In his "Thinking in C++" (Chapter 10) Eckel describes a technique that was pioneered by Jerry Schwarz to solve the fiasco. He says that if we want to initialize x to 100 and y to 200 and share them among all translation units, we create an Initializer.h that looks like this:

extern int x;
extern int y;
class Initializer {
   static int initCount;
   // if (initCount++ == 0) x = 100 & y = 200
   /* ... */
};
static Initializer init;

And in implementation file we have

#include "Initializer.h"
int x;
int y;
int Initializer::initCount;

and Eckel says that "static initialization (in implementation file) will force all these values to zero".

Let me consider the following case: the compiler processes the implementation file after some other file with that header included (it means that x and y have been already set to 100 and 200 in that other file). The compiler sees int x, so what will it do? Will it set x and y to zero eliminating initialization and all possible changes in previous files? But if it does, then initCount will also be set to zero, breaking down the whole technique.

回答1:

But if it is true, and the compiler handles the implementation file after some another file, than it will set x and y to zero eliminating initialization and all possible changes in previous files?

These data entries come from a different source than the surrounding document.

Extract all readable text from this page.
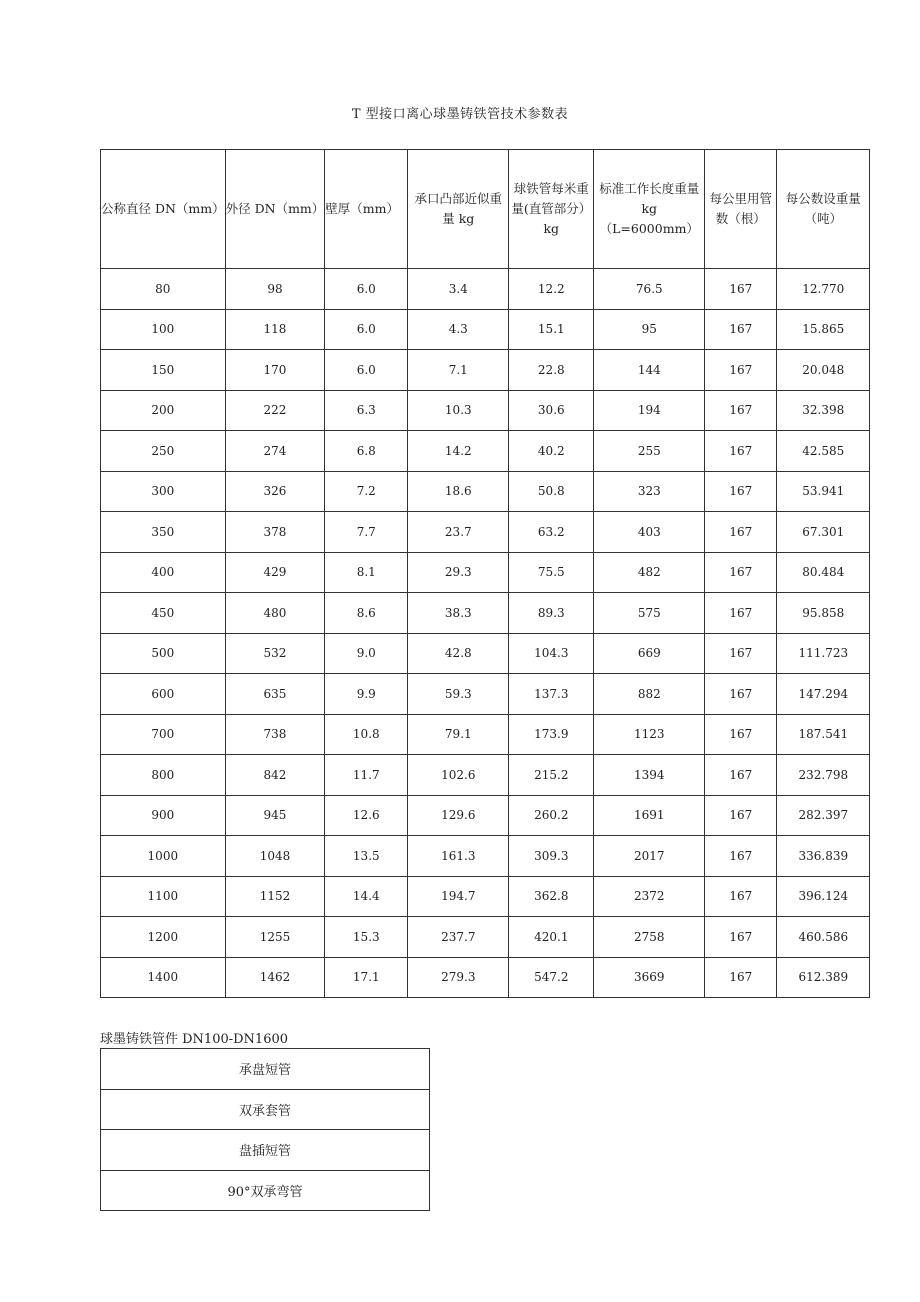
T 型接口离心球墨铸铁管技术参数表
公称直径 DN（mm）	外径 DN（mm）	壁厚（mm）	承口凸部近似重量 kg	球铁管每米重量(直管部分）kg	标准工作长度重量 kg（L=6000mm）	每公里用管数（根）	每公数设重量（吨）

80	98	6.0	3.4	12.2	76.5	167	12.770
100	118	6.0	4.3	15.1	95	167	15.865
150	170	6.0	7.1	22.8	144	167	20.048
200	222	6.3	10.3	30.6	194	167	32.398
250	274	6.8	14.2	40.2	255	167	42.585
300	326	7.2	18.6	50.8	323	167	53.941
350	378	7.7	23.7	63.2	403	167	67.301
400	429	8.1	29.3	75.5	482	167	80.484
450	480	8.6	38.3	89.3	575	167	95.858
500	532	9.0	42.8	104.3	669	167	111.723
600	635	9.9	59.3	137.3	882	167	147.294
700	738	10.8	79.1	173.9	1123	167	187.541
800	842	11.7	102.6	215.2	1394	167	232.798
900	945	12.6	129.6	260.2	1691	167	282.397
1000	1048	13.5	161.3	309.3	2017	167	336.839
1100	1152	14.4	194.7	362.8	2372	167	396.124
1200	1255	15.3	237.7	420.1	2758	167	460.586
1400	1462	17.1	279.3	547.2	3669	167	612.389
球墨铸铁管件 DN100-DN1600
承盘短管
双承套管
盘插短管
90°双承弯管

I'm not sure what you mean by this. If x and y are defined in other files, then you have a linker clash and the program simply won't compile.

If x, y and most importantly Initializer::initCount are implemented in this way, there will be unique instances of them in the program; they are effectively global and will be initialized to 0 at program start, before any Initializer is constructed (due to inclusion of the header declaring a static instance of that class). Each construction of a static Initializer will first check whether any other Initializers have been constructed due to the if (initCount++ == 0) etc.

The first Initializer ctor to run (still before entering main) will thus set all three values.



回答2:

What is done in "Initializer" is assignment, not initialization (assuming valid syntax).

As such, it "solves" the static initialization order fiasco for your special case, because there is no fiasco in the first place. x and y are integers, they don't call each other at unpredictable times, and on top of that they live in the same translation unit too. The compiler will just initialize them proper. It's fine if you assign values in a defined order afterwards, but it's only more complex, not any better.

For the static initialization order fiasco to appear, you would need a situation like: constructor of x needs the value of y (or the other way around) and they are in different translation units. Therefore, it's a 50:50 chance whether this works or not.

Now, the "Initializer" struct will correctly assign values in a defined order, but at that time, the constructors of x and y have already run, because you can't assign to what has not been constructed... so it would not avoid the problem at all, if it existed.

Construct on first use is the common way of dealing with this problem. There are different flavours (each with its own advantages and disadvantages) of that technique, such as for example:

x& get_x() { static x *xxx = new x(); return *xxx; }


回答3:

Assuming you mean any possible use and initialization at static-init scope in other source files then you're absolutely correct: If the compiler decided to run this file's static initialization after that in other files then you'll undo that other work.

In many cases you can save yourself a tremendous amount of headaches by just not using globals/statics at all.



回答4:

The global x and y will be initialized to zero when the program is loaded, before any code was executed. When any Initializer is created, x and y are already initialized to zero. Things happen in that order:

  1. Program is loaded
  2. Global and static variables are zero initialized (x and y get their 0 values)
  3. Global objects are constructed (the Initializer sets x and y to 100 and 200)


回答5:

Why not declare (at file scope, in a single translation unit):

int x = 100;
int y = 200;

x and y will be stored in the image's read/write section so they are initialised before any code in the process executes. You don't need to worry about initialisation order for plain-old-data.